Nd3+ doped TZPN glasses for NIR operating single band ratiometric approach of contactless temperature readout

Abstract

The most commonly applied luminescent thermometry (LTs) approach, which are based on the luminescence intensity ratio (LIR), requires integration of the analyzed emission bands. This analysis is often cumbersome and technically challenging due to spectral overlap and vicinity of the two emission bands. These limitations can be overcome by a new, single emission band ratiometric (SBR) approach which involves excitation through thermally induced excited state absorption (ESA) and ground state absorption (GSA). What is more, the frequent problem of low intensity of one of the radiative transitions, which are analyzed in conventional luminescent thermometry, is overcome owing to the involving of the SBR approach.

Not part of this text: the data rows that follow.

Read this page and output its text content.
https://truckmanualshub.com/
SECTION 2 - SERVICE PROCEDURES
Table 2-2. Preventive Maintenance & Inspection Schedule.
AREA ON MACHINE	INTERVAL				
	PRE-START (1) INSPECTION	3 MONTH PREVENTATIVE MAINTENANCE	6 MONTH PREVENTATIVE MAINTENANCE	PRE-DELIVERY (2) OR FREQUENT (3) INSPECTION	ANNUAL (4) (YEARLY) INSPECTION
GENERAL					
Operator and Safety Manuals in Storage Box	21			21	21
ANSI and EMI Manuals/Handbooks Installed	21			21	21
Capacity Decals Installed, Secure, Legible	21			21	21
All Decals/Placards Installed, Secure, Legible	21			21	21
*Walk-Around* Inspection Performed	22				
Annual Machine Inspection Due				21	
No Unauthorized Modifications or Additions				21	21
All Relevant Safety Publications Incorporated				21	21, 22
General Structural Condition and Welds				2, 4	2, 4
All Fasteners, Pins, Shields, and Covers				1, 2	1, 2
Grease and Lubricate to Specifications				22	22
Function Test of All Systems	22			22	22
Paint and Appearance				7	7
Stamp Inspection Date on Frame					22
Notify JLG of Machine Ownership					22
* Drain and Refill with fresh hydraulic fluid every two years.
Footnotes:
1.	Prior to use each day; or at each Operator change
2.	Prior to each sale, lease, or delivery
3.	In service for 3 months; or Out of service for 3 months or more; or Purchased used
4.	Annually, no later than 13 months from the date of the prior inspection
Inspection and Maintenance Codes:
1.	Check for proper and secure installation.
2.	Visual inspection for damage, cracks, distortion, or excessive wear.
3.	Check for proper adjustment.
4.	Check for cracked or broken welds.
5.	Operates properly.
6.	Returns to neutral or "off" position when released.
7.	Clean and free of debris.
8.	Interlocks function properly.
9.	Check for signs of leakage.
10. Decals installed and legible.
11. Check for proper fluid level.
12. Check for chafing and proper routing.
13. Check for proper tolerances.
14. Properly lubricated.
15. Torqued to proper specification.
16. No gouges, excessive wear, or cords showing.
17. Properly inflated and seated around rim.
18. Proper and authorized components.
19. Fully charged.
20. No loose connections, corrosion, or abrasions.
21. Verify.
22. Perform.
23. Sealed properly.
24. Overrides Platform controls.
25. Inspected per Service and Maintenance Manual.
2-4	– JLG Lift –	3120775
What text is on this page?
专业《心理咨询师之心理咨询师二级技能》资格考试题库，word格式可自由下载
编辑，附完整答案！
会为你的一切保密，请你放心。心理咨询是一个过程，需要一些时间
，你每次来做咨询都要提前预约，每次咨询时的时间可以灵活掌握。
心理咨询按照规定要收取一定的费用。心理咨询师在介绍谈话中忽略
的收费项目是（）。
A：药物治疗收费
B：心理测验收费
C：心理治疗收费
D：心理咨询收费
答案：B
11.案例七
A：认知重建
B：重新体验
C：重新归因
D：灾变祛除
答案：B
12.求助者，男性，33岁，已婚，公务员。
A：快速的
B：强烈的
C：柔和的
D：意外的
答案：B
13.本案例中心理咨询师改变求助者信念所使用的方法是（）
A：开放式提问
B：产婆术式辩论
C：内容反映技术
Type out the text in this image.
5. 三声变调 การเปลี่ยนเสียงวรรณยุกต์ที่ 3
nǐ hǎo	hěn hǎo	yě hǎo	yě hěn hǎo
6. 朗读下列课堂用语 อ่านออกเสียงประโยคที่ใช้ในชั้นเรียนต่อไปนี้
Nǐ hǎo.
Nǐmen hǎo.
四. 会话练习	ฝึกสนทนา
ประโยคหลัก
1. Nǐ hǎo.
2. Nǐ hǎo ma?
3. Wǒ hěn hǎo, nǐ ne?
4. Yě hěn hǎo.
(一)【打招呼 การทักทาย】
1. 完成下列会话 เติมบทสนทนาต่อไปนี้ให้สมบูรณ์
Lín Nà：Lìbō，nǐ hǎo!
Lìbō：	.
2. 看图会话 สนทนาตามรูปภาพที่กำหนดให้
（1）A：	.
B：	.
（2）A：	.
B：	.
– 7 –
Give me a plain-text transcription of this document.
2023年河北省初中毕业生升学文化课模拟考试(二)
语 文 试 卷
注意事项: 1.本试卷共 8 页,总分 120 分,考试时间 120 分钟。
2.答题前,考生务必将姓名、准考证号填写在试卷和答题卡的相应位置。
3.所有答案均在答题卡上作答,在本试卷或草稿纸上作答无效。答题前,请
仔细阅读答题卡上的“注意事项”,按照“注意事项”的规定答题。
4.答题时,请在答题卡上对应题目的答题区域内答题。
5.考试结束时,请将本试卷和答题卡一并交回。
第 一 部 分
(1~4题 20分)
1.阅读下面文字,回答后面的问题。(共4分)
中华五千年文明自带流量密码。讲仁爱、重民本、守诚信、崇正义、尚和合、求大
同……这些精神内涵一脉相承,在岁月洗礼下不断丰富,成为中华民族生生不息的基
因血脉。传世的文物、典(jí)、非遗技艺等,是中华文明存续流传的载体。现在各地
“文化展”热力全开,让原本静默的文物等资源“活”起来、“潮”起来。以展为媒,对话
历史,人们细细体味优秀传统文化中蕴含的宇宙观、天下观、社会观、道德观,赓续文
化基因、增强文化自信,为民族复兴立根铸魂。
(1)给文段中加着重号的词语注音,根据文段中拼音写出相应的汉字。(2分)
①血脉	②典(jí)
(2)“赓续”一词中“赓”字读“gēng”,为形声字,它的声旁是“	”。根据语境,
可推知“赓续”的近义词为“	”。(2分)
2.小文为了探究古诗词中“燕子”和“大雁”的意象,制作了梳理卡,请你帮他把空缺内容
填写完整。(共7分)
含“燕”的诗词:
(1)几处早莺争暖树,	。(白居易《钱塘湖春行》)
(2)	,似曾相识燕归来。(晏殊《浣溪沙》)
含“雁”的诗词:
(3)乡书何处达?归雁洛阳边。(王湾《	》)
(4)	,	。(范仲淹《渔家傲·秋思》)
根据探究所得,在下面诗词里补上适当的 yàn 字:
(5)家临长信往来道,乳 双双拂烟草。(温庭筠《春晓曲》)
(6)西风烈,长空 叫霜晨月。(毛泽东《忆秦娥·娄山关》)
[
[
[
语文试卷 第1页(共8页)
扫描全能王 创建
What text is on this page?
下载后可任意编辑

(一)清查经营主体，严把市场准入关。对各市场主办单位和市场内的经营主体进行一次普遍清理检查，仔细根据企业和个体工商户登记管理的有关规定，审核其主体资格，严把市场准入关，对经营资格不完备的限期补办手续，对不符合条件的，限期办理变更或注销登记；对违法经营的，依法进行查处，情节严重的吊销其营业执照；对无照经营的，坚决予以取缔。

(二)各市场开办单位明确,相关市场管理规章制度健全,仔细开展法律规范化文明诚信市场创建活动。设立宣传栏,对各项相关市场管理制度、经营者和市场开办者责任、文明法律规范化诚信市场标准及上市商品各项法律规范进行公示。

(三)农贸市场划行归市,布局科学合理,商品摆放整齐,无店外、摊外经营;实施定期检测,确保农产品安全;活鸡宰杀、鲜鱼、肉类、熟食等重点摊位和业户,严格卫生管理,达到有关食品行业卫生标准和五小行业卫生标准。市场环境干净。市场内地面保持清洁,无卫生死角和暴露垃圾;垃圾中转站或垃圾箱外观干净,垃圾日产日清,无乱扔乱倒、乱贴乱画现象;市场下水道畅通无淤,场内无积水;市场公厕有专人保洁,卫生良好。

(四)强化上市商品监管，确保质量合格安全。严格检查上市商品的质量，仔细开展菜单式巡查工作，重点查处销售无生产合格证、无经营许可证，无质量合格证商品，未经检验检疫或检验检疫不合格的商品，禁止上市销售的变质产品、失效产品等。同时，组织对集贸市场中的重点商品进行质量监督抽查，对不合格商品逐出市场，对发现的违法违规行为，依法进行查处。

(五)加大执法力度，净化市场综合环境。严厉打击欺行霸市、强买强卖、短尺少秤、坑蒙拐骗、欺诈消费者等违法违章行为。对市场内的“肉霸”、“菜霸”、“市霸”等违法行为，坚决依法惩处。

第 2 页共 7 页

Due to the opposable behavior of the emission intensity with temperature changes upon these two excitation schemes, improved thermal sensitivity can be achieved. In this work, the suitability of Nd3+-doped oxyfluorotellurite (65-x)TeO2–20ZnF2–12PbO–3Nb2O5–xNd2O3 (x = 0.1, 1, 2, 5 and 10) glasses (TZPN) was analyzed for SBR-based luminescent thermometry. To excite Nd3+ ions, the 808 nm and 1060 nm wavelengths, which are related to GSA and ESA, respectively, were involved. In the biological temperature range the relative sensitivity reached SR = 2.95%/°C. The highest value of SR = 6.15%/°C was obtained at low temperature range for the 10%Nd3+:TZPN glass LT and decreased below 1%/°C only at temperatures above 200 °C.